Selain keterampilan hidroponik juga ada pelatihan lain seperti menjadi barista, menjahit juga membuat kue dan roti.
Banyak warga yang tertarik ikut pelatihan hidroponik, karena selain relatif mudah dan tak perlu modal atau area yang luas. “Awalnya coba dengan satu meja dulu, eh ternyata bisa mendapatkan Rp 1 juta. Wah lumayan juga, sejak itu saya semakin serius untuk mengembangkan dan mengajak teman-teman lain, yang warga sekitar sebanyak 12 orang,” ujar Sri.

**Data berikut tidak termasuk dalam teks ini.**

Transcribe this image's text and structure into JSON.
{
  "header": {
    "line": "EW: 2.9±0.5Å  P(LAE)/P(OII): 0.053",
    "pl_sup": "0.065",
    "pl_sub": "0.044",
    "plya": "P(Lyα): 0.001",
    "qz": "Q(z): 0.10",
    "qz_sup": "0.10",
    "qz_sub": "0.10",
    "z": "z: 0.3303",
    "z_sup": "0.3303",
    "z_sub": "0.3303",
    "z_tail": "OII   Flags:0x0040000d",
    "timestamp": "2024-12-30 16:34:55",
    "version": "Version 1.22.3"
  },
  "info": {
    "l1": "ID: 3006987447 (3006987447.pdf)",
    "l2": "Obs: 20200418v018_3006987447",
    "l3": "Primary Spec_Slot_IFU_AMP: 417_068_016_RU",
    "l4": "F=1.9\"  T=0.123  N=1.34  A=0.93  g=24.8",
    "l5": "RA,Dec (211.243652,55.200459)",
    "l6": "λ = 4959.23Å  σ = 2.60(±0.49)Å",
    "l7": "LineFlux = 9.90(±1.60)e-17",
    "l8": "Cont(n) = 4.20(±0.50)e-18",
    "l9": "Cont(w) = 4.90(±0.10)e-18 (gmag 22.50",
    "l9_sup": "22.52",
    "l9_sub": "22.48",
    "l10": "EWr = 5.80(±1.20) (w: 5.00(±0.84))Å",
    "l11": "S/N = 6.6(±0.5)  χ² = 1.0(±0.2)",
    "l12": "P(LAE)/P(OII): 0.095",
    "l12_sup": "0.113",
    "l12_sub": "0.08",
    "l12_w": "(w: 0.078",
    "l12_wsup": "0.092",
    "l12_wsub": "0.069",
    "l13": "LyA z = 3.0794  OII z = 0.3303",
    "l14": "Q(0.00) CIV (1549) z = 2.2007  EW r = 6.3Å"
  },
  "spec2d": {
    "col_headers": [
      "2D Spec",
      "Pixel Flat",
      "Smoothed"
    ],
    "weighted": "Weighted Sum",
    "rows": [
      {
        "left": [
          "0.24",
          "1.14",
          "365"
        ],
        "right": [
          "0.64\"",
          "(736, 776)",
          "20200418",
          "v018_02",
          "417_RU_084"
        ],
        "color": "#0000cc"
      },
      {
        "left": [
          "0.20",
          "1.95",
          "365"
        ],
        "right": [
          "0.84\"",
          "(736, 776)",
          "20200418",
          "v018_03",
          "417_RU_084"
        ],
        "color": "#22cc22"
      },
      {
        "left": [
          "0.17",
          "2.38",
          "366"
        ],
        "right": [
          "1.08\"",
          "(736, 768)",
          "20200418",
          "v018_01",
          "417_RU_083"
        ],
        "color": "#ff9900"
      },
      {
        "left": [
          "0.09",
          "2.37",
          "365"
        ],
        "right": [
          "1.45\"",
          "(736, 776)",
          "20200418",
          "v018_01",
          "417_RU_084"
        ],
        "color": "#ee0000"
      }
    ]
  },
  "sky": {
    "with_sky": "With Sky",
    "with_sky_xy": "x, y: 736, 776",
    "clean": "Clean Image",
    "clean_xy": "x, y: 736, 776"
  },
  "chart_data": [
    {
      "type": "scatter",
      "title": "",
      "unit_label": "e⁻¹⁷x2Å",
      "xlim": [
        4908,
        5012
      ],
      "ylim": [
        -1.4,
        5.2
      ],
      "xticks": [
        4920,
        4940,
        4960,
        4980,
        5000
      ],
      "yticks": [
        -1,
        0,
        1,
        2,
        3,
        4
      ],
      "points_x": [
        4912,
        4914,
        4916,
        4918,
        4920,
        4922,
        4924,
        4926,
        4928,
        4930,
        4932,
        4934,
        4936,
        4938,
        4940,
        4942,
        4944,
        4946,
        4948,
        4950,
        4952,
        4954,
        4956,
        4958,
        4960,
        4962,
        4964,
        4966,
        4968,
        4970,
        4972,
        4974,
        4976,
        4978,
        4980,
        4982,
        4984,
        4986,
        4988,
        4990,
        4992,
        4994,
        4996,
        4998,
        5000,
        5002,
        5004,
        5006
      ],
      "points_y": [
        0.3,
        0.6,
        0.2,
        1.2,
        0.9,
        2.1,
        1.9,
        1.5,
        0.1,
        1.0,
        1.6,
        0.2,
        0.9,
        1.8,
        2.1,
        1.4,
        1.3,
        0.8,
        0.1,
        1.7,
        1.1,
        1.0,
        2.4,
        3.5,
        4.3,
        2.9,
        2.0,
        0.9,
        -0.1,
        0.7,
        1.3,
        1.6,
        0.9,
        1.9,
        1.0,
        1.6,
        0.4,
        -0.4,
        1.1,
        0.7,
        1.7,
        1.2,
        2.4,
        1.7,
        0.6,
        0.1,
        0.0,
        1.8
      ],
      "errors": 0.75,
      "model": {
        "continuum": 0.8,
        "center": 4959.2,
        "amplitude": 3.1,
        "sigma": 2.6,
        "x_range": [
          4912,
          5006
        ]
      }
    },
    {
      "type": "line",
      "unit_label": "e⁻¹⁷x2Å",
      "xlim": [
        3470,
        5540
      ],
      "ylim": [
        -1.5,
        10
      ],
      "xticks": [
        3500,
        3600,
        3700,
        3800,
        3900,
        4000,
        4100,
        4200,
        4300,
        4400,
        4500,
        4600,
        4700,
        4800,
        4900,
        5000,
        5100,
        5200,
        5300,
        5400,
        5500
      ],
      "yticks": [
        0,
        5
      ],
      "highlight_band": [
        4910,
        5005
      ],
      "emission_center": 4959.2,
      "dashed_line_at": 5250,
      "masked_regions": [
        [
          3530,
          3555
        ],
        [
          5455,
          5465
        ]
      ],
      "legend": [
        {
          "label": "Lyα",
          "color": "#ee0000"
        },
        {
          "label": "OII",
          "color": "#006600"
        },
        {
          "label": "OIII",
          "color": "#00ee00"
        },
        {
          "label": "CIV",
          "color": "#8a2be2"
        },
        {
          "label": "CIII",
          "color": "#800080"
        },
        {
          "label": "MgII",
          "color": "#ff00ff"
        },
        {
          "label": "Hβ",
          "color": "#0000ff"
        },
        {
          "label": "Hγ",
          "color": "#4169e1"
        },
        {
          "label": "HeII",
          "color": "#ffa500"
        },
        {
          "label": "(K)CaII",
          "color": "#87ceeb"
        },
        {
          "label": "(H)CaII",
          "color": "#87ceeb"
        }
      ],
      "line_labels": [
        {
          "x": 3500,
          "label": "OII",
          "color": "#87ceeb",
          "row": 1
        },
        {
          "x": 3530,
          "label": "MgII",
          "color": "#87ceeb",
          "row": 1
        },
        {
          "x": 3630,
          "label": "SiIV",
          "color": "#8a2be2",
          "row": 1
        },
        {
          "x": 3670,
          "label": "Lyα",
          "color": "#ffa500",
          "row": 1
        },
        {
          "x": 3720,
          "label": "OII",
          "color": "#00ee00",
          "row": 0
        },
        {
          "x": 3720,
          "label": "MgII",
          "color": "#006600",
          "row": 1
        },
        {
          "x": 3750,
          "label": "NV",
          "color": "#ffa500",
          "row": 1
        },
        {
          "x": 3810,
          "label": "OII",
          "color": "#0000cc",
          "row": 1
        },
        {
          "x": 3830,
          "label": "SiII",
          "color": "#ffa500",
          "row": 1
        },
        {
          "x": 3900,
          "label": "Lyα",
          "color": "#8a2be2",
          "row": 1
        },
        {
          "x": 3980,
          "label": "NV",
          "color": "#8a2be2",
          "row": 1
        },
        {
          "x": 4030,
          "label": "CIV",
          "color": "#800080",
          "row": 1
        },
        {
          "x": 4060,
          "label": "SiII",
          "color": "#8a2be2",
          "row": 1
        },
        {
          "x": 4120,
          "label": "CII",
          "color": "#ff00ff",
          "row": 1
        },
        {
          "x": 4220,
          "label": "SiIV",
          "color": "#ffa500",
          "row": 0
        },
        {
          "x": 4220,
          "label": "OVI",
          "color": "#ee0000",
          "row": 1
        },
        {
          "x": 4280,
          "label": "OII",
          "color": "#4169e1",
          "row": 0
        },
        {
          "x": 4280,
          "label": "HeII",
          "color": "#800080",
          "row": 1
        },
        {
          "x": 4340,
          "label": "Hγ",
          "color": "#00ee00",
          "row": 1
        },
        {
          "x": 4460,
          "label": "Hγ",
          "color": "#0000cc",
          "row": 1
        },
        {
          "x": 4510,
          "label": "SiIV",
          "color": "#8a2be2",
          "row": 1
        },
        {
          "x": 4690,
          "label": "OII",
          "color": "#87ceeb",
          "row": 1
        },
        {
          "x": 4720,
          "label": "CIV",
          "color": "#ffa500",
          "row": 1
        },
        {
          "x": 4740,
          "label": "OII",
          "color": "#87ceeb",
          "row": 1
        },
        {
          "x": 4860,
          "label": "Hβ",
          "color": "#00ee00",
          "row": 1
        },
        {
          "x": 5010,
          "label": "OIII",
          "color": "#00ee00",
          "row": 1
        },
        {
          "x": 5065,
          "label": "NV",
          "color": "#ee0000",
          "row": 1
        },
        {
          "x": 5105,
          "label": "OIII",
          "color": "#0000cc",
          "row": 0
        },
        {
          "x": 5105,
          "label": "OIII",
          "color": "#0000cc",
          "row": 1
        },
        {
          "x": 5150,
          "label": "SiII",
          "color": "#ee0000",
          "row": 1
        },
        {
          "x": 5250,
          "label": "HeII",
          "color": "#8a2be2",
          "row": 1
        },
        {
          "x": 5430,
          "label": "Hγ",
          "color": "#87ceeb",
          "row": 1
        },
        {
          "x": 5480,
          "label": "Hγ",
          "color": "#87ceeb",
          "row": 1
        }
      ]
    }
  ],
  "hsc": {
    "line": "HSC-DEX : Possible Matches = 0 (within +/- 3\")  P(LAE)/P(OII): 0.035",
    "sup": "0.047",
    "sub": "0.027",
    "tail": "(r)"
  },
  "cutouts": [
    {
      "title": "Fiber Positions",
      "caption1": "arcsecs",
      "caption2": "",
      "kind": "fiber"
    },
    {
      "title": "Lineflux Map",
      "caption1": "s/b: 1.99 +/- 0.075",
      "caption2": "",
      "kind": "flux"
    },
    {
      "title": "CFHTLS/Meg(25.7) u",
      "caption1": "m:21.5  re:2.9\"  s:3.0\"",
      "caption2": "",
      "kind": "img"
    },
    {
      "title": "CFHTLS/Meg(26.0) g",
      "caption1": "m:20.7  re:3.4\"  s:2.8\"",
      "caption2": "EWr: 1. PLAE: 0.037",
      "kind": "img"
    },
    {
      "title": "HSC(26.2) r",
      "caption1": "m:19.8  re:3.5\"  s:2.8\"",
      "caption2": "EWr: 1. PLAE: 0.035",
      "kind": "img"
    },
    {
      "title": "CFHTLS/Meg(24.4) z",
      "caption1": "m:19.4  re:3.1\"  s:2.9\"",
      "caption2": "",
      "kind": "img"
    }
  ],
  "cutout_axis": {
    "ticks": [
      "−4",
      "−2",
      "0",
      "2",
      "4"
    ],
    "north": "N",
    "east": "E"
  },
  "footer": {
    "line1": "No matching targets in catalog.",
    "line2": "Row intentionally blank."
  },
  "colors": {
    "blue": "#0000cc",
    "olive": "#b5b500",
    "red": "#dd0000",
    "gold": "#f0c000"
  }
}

Kemudian para petani yang tergabung dalam Kelompok Hidroponik Nusantara memasarkan sendiri hasil kebunnya ke pasar Sepaku. Awalnya para pedagang menolak, karena harganya cukup tinggi dibandingkan sayuran yang non-hidroponik.
Para petani menjualnya seharga Rp 8 ribu per pak, isinya sayuran dari 3-4 lubang tanam. Namun lambat laun, hasil kebunnya diterima dan laris. Bahkan kesulitan memenuhi permintaan pasar.
Menurut Sri, seiring dengan pesatnya pembangunan Nusantara semakin banyak pekerja yang datang membuat kebutuhan sayuran meningkat. Inilah yang membuat sayurannya selalu habis.
“Padahal potensi pasar masih besar, ada kebutuhan salada di Balikpapan yang belum bisa dipenuhi, ada permintaan 100-200 pak setiap hari,” ujarnya.
“Alhamdulillah, baru dapat tambahan modal dari perusahaan BUMN, jadi saya bisa menambah greenhouse bersama teman-teman kelompok,” katanya bersemangat.